また、上記実施形態では、金属基板2、絶縁体3及び電解質4の熱膨張係数がそれぞれ単に近接しているだけの構成であったが、これらの熱膨張係数が段階的な差を有している構成であってもよい。例えば、絶縁体3の熱膨張係数が、電解質4の熱膨張係数より高く、かつ、金属基板2の熱膨張係数より低い構成であってもよい。すなわち、絶縁体3の熱膨張係数が、電解質4の熱膨張係数と金属基板2の熱膨張係数との間の値であってもよい。この場合、例えば、絶縁体3の材質として、セリアを用いることができ、その熱膨張係数は、9.5×10−6(1/K)である。また、電解質4の材質として、ガドリアド−プセリア(Ce0.8Gd0.2O1.9:GDC)を用いることができ、その熱膨張係数は、9.3×10−6(1/K)である。また、金属基板2の材質として、SUS430を用いることができ、その熱膨張係数は、10.4×10−6(1/K)である。また、この構成とは逆に、絶縁体3の熱膨張係数が、電解質4の熱膨張係数より低く、かつ、金属基板2の熱膨張係数より高い構成であってもよい。この場合、例えば、絶縁体3の材質として、ジルコニアを用いることができ、その熱膨張係数は、10.5×10−6(1/K)である。また、電解質4の材質として、8molスカンジウム安定化ジルコニア(8ScSZ)を用いることができ、その熱膨張係数は、10.7×10−6(1/K)である。また、金属基板2の材質として、SUS430を用いることができ、その熱膨張係数は、10.4×10−6(1/K)である。この構成によれば、熱膨張係数に段階的な差をつけるので、金属基板2、絶縁体3及び電解質4の剥離をより効果的に防ぐことができる。
1 単室型固体酸化物形燃料電池
2 金属基板
3 絶縁体
4 電解質
5 燃料極
6 空気極
7 インターコネクタ
10 燃料電池セル

Claims (6)

  1. 金属基板と、
    前記金属基板の一方面に間隔をあけて複数配置された燃料電池セルと、
    前記各燃料電池セル間にそれぞれ配置され、当該各燃料電池セル同士をそれぞれ接続する複数のインターコネクタと、
    前記金属基板と前記各インターコネクタとの間に配置され、両者を絶縁する絶縁体とを備え、
    前記燃料電池セルは、前記金属基板の一方面に配置された電解質と、当該電解質の一方面に間隔をあけて配置された燃料極及び空気極とを備える単室型固体酸化物形燃料電池。
  2. 前記絶縁体と前記電解質との熱膨張係数の差、及び、前記絶縁体と前記金属基板との熱膨張係数の差がそれぞれ20%以内である請求項1に記載の単室型固体酸化物形燃料電池。

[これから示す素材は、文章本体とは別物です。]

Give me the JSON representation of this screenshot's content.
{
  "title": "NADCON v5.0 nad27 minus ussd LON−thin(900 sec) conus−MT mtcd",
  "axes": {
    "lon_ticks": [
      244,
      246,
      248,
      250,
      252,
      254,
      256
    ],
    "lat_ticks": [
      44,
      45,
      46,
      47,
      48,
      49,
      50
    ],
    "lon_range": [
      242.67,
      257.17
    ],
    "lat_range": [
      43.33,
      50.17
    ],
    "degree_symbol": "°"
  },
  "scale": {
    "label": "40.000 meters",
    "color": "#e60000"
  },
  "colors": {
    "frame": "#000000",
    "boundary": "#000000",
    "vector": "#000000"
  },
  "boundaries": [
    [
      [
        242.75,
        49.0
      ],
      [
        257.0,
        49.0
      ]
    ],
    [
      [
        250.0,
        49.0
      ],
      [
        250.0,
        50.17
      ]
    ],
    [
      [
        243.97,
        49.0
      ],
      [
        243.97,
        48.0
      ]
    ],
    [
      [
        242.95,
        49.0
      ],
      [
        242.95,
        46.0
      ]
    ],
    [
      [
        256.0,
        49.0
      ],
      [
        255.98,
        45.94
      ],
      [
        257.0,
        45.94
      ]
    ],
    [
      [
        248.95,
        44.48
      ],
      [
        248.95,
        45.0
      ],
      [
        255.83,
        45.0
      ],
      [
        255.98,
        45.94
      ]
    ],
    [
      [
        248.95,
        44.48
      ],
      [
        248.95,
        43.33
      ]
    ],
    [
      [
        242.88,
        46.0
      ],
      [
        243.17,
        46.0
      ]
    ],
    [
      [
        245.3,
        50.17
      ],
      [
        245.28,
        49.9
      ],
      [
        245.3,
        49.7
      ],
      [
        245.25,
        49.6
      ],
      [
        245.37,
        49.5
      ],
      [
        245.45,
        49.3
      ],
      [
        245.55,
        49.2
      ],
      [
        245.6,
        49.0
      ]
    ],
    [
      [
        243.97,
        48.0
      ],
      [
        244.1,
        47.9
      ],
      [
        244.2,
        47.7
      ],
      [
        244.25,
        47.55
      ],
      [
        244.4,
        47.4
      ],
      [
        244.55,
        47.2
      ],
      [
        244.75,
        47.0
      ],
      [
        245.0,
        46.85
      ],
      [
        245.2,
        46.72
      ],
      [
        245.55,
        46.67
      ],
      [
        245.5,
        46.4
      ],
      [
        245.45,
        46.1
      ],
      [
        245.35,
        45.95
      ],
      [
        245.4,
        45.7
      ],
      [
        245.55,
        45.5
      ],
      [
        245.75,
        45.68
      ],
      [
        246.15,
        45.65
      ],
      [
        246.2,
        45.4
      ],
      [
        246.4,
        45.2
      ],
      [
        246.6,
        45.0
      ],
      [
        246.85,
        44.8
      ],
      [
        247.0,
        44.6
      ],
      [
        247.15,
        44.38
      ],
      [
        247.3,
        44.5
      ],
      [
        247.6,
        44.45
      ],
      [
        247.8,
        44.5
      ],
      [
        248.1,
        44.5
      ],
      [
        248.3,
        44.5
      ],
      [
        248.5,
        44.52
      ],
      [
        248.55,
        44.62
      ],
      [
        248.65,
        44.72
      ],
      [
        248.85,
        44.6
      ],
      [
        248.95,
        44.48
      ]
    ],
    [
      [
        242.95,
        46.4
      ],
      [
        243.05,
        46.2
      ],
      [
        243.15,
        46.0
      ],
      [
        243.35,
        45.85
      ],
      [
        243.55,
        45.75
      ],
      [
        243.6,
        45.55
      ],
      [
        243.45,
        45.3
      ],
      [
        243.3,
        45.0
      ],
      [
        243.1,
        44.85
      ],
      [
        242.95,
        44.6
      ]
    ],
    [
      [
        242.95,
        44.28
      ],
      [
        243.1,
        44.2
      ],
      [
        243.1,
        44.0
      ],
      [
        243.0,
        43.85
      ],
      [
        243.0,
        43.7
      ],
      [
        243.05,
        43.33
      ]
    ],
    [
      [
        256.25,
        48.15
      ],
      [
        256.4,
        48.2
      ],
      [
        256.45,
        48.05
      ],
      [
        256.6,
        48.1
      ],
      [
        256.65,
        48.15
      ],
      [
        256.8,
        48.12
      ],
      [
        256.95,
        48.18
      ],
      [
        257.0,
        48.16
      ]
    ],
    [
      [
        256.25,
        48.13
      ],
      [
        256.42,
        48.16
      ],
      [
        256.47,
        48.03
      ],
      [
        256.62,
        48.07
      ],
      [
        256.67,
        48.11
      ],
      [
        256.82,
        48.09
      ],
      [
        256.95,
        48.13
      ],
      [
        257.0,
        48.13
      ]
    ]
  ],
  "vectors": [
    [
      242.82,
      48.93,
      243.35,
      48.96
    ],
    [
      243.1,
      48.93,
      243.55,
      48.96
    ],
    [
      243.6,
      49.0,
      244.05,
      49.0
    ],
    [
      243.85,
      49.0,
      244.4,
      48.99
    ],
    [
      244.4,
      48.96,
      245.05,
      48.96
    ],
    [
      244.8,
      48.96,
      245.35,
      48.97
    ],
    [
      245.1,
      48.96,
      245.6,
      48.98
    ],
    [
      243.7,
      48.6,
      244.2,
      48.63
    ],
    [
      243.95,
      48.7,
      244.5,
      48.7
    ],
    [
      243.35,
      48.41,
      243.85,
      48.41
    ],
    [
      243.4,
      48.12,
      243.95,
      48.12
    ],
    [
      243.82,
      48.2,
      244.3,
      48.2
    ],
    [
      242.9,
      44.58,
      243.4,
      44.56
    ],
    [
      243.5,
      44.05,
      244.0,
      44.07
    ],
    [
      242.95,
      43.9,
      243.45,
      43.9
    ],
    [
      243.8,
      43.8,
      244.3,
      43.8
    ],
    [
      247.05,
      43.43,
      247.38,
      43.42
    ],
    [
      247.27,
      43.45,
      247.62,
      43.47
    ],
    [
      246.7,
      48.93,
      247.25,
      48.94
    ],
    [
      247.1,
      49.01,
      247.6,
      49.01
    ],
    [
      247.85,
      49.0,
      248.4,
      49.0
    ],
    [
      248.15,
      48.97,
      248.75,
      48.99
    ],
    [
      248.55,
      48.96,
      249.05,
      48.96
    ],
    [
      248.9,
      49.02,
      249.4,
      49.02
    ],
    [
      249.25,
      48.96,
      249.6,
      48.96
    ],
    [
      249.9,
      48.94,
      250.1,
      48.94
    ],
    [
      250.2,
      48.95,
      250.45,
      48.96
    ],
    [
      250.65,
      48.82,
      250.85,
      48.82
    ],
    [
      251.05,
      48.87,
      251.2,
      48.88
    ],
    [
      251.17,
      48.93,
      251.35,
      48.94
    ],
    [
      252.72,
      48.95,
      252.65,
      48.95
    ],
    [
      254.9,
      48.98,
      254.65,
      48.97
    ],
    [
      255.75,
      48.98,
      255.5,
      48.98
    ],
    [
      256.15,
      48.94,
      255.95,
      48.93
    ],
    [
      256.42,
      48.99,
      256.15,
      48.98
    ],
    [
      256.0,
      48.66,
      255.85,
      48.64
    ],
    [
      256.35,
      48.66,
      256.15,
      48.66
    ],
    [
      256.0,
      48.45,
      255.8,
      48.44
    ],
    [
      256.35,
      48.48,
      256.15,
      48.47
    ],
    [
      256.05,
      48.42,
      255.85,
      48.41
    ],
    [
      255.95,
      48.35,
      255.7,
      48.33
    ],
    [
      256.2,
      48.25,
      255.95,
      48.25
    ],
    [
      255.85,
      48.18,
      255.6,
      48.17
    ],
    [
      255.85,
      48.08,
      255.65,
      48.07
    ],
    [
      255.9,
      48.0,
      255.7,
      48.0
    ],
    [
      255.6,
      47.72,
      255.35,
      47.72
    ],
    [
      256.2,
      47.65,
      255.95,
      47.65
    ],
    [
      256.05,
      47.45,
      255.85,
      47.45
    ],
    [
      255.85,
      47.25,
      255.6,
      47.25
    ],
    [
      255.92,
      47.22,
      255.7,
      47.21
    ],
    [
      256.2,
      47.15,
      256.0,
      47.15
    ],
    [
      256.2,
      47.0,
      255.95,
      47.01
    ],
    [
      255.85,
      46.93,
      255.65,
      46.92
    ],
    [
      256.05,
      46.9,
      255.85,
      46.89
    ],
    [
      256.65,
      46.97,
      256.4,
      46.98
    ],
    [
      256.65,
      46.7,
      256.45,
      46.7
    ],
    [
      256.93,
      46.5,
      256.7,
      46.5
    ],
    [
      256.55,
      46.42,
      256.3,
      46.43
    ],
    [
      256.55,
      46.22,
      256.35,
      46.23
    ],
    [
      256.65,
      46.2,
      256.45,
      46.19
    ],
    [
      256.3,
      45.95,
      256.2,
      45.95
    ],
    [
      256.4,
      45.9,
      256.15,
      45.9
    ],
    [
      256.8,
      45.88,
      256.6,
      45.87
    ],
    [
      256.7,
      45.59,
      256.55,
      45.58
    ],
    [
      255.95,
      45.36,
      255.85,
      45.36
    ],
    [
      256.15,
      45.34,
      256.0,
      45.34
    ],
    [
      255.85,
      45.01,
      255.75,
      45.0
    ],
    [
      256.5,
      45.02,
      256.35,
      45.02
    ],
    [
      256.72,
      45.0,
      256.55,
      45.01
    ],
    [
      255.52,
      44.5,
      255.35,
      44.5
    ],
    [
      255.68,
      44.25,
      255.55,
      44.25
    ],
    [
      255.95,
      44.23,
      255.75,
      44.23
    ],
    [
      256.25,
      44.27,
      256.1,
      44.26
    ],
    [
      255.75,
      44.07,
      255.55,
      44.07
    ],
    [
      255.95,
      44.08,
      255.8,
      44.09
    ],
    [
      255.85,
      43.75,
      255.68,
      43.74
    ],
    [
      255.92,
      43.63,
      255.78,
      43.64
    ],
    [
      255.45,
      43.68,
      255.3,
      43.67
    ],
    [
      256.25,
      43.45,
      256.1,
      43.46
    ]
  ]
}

  3. 前記絶縁体の熱膨張係数は、前記金属基板の熱膨張係数と前記電解質の熱膨張係数との間の値である請求項1又は2に記載の単室型固体酸化物形燃料電池。
  4. 前記金属基板は、フェライト系ステンレス鋼からなり、
    前記絶縁体は、ジルコニア又はセリアからなり、
    前記電解質は、酸素イオン導電性を有する安定化ジルコニア又はセリア系固溶体からなり、
    前記絶縁体の熱膨張係数は、前記電解質の熱膨張係数より高く、かつ、前記金属基板の熱膨張係数より低い請求項3に記載の単室型固体酸化物形燃料電池。
  5. 前記絶縁体は、前記金属基板の一方面に配置された第1の絶縁層と、当該第1の絶縁層の一方面に積層された第2の絶縁層とを備え、前記第1の絶縁層と前記第2の絶縁層との熱膨張係数の差が20%以内である請求項1から4のいずれかに記載の単室型固体酸化物形燃料電池。
  6. 前記電解質の厚みが前記金属基板の厚みより薄い請求項1から5のいずれかに記載の単室型固体酸化物形燃料電池。